So the intrepid duo squeezed themselves into the tiny Renault…


After a great deal of searching Fitzgerald and Hemingway found the garage where Fitzgerald had left the car.
Hemingway was amazed to find the car’s roof was missing, and writes in A Moveable Feast that:
” The top had been damaged in unloading the car in Marseilles, or it had been damaged in Marseilles in some manner and Zelda had ordered it cut away and refused to have it replaced. His wife hated car tops, Scott told me, and without the top they had driven as far as Lyon where they were halted by the rain. The car was in fair shape otherwise and Scott paid the bill after disputing several charges for washing, greasing, and for adding two litres of oil. The garage man explained to me that the car needed new piston rings and had evidently been run without sufficient oil and water. He showed me how it had heated up and burned the paint off the motor. He said if I could persuade Monsieur to have a ring job done in Paris, the car, which was a good little car, would be able to give the service it was built for.”

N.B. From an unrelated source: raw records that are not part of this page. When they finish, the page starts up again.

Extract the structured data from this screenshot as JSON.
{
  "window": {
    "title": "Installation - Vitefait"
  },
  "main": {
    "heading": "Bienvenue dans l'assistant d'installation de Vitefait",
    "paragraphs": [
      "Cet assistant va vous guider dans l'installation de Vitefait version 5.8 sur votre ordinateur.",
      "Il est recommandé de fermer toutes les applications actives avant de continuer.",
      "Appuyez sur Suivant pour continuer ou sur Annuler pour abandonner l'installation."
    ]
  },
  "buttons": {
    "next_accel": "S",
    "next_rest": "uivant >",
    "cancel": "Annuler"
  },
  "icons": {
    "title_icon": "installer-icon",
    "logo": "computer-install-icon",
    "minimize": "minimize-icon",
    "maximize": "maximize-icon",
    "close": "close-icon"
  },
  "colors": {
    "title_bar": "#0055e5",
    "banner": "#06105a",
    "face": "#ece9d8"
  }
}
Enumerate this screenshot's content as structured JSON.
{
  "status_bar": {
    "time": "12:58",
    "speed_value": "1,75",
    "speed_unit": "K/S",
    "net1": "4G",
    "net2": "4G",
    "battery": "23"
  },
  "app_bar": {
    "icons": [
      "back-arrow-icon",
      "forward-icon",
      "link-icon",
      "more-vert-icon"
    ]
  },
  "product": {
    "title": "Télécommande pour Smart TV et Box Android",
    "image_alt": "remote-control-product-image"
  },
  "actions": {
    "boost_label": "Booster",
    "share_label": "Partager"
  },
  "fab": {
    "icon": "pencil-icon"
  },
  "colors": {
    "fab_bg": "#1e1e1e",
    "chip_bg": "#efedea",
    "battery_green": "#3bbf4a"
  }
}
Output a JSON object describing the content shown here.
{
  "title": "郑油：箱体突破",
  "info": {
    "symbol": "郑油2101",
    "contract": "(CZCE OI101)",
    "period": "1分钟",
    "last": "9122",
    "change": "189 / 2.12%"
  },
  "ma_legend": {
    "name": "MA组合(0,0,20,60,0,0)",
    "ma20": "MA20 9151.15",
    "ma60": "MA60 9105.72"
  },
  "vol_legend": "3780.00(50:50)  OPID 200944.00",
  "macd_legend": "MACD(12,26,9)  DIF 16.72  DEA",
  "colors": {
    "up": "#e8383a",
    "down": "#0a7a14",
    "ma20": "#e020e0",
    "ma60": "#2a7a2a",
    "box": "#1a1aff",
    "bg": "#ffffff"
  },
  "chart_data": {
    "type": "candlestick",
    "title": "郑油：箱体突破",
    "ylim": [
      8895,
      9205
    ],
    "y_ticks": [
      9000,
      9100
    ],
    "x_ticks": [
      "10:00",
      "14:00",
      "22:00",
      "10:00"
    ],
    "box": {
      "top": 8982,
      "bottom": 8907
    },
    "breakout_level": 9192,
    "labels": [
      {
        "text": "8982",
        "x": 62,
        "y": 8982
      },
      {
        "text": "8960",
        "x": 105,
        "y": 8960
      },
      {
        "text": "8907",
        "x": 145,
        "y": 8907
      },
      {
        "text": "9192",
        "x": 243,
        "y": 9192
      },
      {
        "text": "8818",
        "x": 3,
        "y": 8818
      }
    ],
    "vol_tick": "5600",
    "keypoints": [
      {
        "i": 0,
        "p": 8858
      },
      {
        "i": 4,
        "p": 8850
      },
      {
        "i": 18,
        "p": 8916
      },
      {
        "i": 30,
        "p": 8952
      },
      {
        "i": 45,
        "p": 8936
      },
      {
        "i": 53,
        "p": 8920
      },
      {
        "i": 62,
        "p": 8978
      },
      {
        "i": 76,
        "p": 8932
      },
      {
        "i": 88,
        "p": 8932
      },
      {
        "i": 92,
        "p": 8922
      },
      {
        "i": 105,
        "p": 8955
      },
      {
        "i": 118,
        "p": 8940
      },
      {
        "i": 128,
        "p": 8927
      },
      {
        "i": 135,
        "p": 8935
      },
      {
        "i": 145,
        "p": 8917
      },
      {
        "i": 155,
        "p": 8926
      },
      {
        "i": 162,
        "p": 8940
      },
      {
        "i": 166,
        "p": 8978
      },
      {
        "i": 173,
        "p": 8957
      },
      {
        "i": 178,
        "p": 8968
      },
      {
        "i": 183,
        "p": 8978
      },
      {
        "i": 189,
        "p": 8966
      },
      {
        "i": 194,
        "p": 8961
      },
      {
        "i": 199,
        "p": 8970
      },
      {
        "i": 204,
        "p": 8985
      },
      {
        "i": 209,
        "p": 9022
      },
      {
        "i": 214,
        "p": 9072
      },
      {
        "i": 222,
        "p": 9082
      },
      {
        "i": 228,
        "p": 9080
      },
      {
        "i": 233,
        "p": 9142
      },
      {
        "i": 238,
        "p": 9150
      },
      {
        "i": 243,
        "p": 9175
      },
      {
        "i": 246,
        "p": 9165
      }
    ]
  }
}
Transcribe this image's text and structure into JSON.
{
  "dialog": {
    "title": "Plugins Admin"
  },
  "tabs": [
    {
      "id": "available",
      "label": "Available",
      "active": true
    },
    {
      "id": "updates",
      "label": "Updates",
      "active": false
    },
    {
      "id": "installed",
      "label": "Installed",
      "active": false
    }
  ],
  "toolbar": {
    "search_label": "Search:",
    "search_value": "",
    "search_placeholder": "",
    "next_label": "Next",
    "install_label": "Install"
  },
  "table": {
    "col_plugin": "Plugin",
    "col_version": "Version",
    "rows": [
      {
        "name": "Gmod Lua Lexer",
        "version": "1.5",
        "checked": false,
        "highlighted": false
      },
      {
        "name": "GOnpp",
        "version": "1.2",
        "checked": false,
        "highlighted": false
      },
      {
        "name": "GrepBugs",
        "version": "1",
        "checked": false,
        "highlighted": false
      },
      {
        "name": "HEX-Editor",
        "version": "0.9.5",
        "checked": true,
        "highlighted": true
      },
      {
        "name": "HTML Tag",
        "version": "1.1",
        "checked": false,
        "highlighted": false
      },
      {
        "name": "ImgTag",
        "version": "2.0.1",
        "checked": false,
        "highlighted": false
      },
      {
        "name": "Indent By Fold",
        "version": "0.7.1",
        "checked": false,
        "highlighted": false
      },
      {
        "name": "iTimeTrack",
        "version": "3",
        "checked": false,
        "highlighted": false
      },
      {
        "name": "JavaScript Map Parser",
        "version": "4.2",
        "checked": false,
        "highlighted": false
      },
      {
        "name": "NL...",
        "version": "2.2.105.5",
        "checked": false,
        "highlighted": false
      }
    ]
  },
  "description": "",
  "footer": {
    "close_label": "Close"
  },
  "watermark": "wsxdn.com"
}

The garage owner then tried to persuade Fitzgerald to have a new roof put on, pointing out that neither of them had waterproofs and that it looked like it might rain. Hemingway suggested to Fitzgerald that it might be a good idea to at least buy waterproofs, but to no avail. Fitzgerald was now keen to get back to Paris.
So the intrepid duo squeezed themselves into the tiny Renault, and after about an hour they were stopped by torrential rain forcing them into the nearest café. In all, that first afternoon, they were stopped ten times by rain, and as Hemingway points out in his memoir if they had had waterproofs they could have motored on pleasantly, instead of parking under trees every few miles.
During one spell under a roadside tree the two writers ate the lunch the hotel in Lyon had prepared for them, which included:
“…an excellent truffled roast chicken, delicious bread and white Mâcon wine and Scott was very happy when we drank the white Mâconnais at each of our stops.”